We welcome the exploration of a new residential typology and support the intention to investigate the potential for a hybrid between the traditional house and an apartment. However, we have serious reservations about the single-aspect, deep-plan nature of the house, which is not offset by appropriate increased floor to ceiling heights. We question whether a top-lit bedroom is acceptable in a new-build situation and are also concerned about the quality of daylight and privacy to the bedroom facing the light-well. Furthermore the light-well appears too small to be really usable.

We are disappointed by the way the house types turn the corners. We are pleased that the flank elevations include windows that provide overlooking but the elevations are poorly composed and proportioned. The hierarchy of primary and secondary streets is unclear from the way in which the corners have been treated.

Apartment and extra care apartment blocks

The undercroft car park along the park edge is screened by the edge of the park but this has created an awkward excavated space between the car park and park edge, which is much less successful than the terraced treatment proposed for this typology in the masterplan and a potential management and safety issue. The engagement of the C-shaped blocks with the park appears less well resolved in phase 2 than in the masterplan typology study or the comparable blocks submitted as part of phase 1.

We support the use of maisonettes with individual entrances at ground level but although certain streets have been well activated by this, others are lined only with refuse stores and car park ventilation grills. It is also disappointing that, while the masterplan typology studies and the phase 1 examples show sophisticated internal block layouts that maximise the number of dual aspect flats and limit the number of flats accessed from each circulation core, the design of the phase 2 apartment blocks has reverted to an arrangement of long central corridors with predominantly single-aspect flats. The architectural treatment of the apartment blocks, is banal and generic in comparison to what was proposed for the apartments in phase 1.

Landscape design

We welcome the phasing proposal that includes the adjacent area of parkland in each phase and suggest that trigger points should be embedded in any approval to ensure that works may not progress unless the appropriate landscape work has been completed. However, we are disappointed that the landscape design for the first phases of the new park does not appear to have progressed from the landscape and public realm strategy that was submitted as part of the outline application.

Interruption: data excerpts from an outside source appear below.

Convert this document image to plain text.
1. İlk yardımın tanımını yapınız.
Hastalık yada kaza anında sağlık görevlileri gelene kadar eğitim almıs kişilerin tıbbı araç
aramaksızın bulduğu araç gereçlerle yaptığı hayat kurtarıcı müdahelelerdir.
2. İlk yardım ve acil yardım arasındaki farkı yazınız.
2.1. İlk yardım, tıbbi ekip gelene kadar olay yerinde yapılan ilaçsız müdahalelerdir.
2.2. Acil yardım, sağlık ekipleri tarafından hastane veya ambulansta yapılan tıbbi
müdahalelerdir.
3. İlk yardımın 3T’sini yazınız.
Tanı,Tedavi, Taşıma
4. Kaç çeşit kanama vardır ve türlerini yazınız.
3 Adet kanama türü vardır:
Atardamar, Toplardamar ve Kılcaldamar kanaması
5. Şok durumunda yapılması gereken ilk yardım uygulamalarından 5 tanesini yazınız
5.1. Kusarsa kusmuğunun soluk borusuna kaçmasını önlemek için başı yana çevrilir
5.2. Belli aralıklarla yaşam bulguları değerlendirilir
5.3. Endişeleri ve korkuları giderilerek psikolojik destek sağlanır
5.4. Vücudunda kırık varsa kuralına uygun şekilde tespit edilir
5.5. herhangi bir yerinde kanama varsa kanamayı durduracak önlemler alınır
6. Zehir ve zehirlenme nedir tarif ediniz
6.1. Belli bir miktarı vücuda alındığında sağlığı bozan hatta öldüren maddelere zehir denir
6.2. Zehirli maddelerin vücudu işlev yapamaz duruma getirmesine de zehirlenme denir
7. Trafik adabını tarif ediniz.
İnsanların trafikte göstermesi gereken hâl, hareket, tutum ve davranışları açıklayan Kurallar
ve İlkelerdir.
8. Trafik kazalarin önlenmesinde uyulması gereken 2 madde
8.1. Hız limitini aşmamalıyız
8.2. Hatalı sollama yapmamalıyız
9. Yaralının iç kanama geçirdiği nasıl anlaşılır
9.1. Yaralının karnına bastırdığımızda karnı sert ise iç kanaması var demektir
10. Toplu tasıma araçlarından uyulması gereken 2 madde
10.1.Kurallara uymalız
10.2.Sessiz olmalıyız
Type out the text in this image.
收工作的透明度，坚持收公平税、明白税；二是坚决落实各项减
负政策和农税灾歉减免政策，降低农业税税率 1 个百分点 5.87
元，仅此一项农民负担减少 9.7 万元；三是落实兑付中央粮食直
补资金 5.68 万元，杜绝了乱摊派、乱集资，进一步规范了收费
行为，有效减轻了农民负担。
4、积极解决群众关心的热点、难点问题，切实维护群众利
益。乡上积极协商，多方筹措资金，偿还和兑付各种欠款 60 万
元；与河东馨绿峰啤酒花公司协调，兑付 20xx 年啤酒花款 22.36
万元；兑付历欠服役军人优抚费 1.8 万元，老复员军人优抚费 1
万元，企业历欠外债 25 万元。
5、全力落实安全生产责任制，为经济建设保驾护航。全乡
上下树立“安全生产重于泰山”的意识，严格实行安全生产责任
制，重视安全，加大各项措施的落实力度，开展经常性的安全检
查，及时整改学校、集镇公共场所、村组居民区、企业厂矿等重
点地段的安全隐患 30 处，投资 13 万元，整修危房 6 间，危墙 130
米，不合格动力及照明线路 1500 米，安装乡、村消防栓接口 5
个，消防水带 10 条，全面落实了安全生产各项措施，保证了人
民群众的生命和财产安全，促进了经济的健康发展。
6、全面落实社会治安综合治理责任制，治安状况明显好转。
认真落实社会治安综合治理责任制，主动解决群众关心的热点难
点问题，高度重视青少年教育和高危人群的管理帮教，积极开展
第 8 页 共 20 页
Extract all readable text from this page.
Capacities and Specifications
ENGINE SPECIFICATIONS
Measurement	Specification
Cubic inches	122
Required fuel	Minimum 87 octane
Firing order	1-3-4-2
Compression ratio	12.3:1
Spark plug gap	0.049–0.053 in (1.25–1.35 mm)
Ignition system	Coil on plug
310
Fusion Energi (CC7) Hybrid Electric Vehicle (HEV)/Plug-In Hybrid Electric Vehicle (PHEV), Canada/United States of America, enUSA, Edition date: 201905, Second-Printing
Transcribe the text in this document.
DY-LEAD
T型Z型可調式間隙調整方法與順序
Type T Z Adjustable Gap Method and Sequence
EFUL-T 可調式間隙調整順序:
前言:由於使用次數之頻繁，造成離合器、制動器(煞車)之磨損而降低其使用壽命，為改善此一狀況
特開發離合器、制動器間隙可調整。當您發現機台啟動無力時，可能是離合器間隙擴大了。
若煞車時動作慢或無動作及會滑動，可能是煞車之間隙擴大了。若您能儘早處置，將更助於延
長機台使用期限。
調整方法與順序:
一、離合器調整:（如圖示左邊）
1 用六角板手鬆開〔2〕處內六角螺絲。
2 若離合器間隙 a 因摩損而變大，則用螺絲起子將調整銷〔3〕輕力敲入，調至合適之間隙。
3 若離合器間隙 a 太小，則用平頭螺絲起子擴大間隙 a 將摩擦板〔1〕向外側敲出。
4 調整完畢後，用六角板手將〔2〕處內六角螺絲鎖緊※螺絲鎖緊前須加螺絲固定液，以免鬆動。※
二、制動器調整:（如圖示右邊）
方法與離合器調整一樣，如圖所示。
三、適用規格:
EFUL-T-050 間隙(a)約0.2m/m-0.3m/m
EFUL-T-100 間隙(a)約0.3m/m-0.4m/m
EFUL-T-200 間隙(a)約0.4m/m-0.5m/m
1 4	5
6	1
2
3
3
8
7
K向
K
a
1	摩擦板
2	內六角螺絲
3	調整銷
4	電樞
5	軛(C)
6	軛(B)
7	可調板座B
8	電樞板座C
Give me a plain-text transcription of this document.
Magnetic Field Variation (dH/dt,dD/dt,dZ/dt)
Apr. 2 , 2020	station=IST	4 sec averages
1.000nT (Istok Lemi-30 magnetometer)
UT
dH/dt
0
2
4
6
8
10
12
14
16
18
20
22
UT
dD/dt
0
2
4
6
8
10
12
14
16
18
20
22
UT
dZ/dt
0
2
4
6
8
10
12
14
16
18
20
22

The robust management of the open space will be fundamental to its long term success and sustainability. We recommend that the local authority satisfies itself that an appropriate strategy is embedded in any planning approval.

Sustainability

In spite of the fact that a development of only 30 years old is to be demolished to make way for this masterplan, we consider this scheme overall has the potential to be inherently sustainable. By providing a medium density development with a range of housing typologies and the potential for stitching the disparate urban fabric together and incorporating green space for recreation and ecology, this scheme transcends the usual sustainable and eco tags. We welcome the increase in the proportion of larger units and the mix of different typologies proposed within phase 2, which will help to promote a more stable and sustainable future community. However, we are disappointed that the team is committing only to Code for Sustainable Homes level 3, which we do not consider to be sufficiently ambitious for a scheme of this significance.

Conclusion

While we maintain that the approved masterplan is robust, we have many reservations about the detailed resolution of phase 2, which we do not believe has developed the principles of the masterplan as successfully as phase 1. Regrettably, many of the qualities that made phase 1 exceptional have been lost and the sophisticated thinking behind the masterplan has been diluted. This scheme is not yet good enough and we cannot support the planning application as it stands.